Bottom Line: Give up the fantasy and settle into real life
INVESTORS love an excuse to panic. No sooner had Asos revealed yesterday that margins were likely to be squeezed this year as a result of slower sales and more investment, than shareholders had run screaming for the hills – wiping more than £1bn off the retailer in early trading.
Fellow online players (and stock market newbies) Boohoo.com and AO followed suit as investors suddenly realised, shock horror, that digital firms have outgoings too.

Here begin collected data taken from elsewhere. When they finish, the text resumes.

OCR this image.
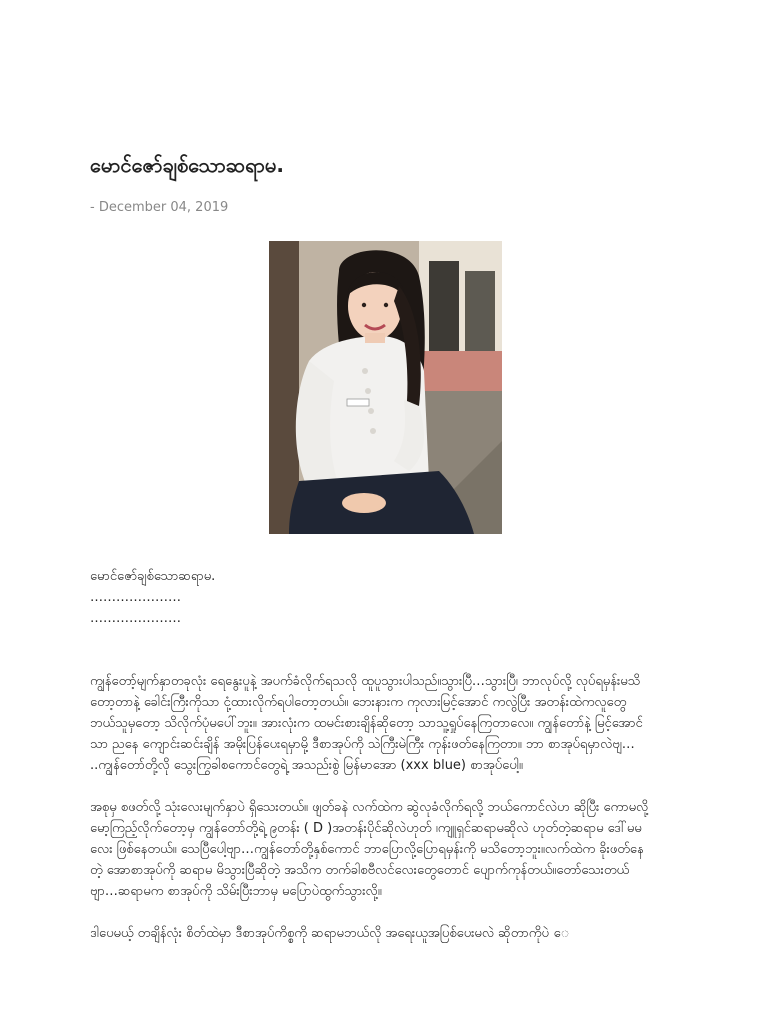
မောင်ဇော်ချစ်သောဆရာမ.
- December 04, 2019

မောင်ဇော်ချစ်သောဆရာမ.

…………………

…………………

ကျွန်တော့်မျက်နှာတခုလုံး ရေနွေးပူနဲ့ အပက်ခံလိုက်ရသလို ထူပူသွားပါသည်။သွားပြီ…သွားပြီ၊ ဘာလုပ်လို့ လုပ်ရမှန်းမသိတော့တာနဲ့ ခေါင်းကြီးကိုသာ ငုံ့ထားလိုက်ရပါတော့တယ်။ ဘေးနားက ကုလားမြင့်အောင် ကလွဲပြီး အတန်းထဲကလူတွေ ဘယ်သူမှတော့ သိလိုက်ပုံမပေါ်ဘူး။ အားလုံးက ထမင်းစားချိန်ဆိုတော့ သာသူ့ရှုပ်နေကြတာလေ။ ကျွန်တော်နဲ့ မြင့်အောင်သာ ညနေ ကျောင်းဆင်းချိန် အမိုးပြန်ပေးရမှာမို့ ဒီစာအုပ်ကို သဲကြီးမဲကြီး ကုန်းဖတ်နေကြတာ။ ဘာ စာအုပ်ရမှာလဲဗျ… ..ကျွန်တော်တို့လို သွေးကြွခါစကောင်တွေရဲ့ အသည်းစွဲ မြန်မာအော (xxx blue) စာအုပ်ပေါ့။

အစုမှ စဖတ်လို့ သုံးလေးမျက်နှာပဲ ရှိသေးတယ်။ ဖျတ်ခနဲ လက်ထဲက ဆွဲလုခံလိုက်ရလို့ ဘယ်ကောင်လဲဟ ဆိုပြီး ကောမလို့ မော့ကြည့်လိုက်တော့မှ ကျွန်တော်တို့ရဲ့ ၉တန်း ( D )အတန်းပိုင်ဆိုလဲဟုတ် ၊ကျူရှင်ဆရာမဆိုလဲ ဟုတ်တဲ့ဆရာမ ဒေါ်မမလေး ဖြစ်နေတယ်။ သေပြီပေါ့ဗျာ…ကျွန်တော်တို့နှစ်ကောင် ဘာပြောလို့ပြောရမှန်းကို မသိတော့ဘူး။လက်ထဲက ခိုးဖတ်နေတဲ့ အောစာအုပ်ကို ဆရာမ မိသွားပြီဆိုတဲ့ အသိက တက်ခါစဗီလင်လေးတွေတောင် ပျောက်ကုန်တယ်။တော်သေးတယ်ဗျာ…ဆရာမက စာအုပ်ကို သိမ်းပြီးဘာမှ မပြောပဲထွက်သွားလို့။

ဒါပေမယ့် တချိန်လုံး စိတ်ထဲမှာ ဒီစာအုပ်ကိစ္စကို ဆရာမဘယ်လို အရေးယူအပြစ်ပေးမလဲ ဆိုတာကိုပဲ ေ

No doubt some of yesterday’s sellers were immediately flung, bad-acid-trip-style, into a dotcom crash flashback – remembering the Pets.com and Boo.com failures of the early 2000s. But Asos isn’t some jumped-up startup with ideas above its station; it’s a 14-year-old company with annual sales heading for £1bn that made its maiden profit a decade ago. That was in 2004, a full six years before it even started expanding internationally, and three years before it launched its own menswear line. Since its first foray into France in 2010, Asos’ growth has been relentless, hitting markets across continental Europe and the US before heading further afield last year to Russia and China.
That sort of expansion costs money, whether you’re building bricks and mortar stores or not, and investors have been only too happy to go along for the ride, sending shares 10 times higher over the past four years and giving them a ridiculous trading multiple around the 100x mark.
Of course that’s not sustainable. Neither is the 20 per cent-plus sales growth that the company has been posting.
But that’s no reason to jump ship. Asos is still going places, and investors should sit back and let it breathe.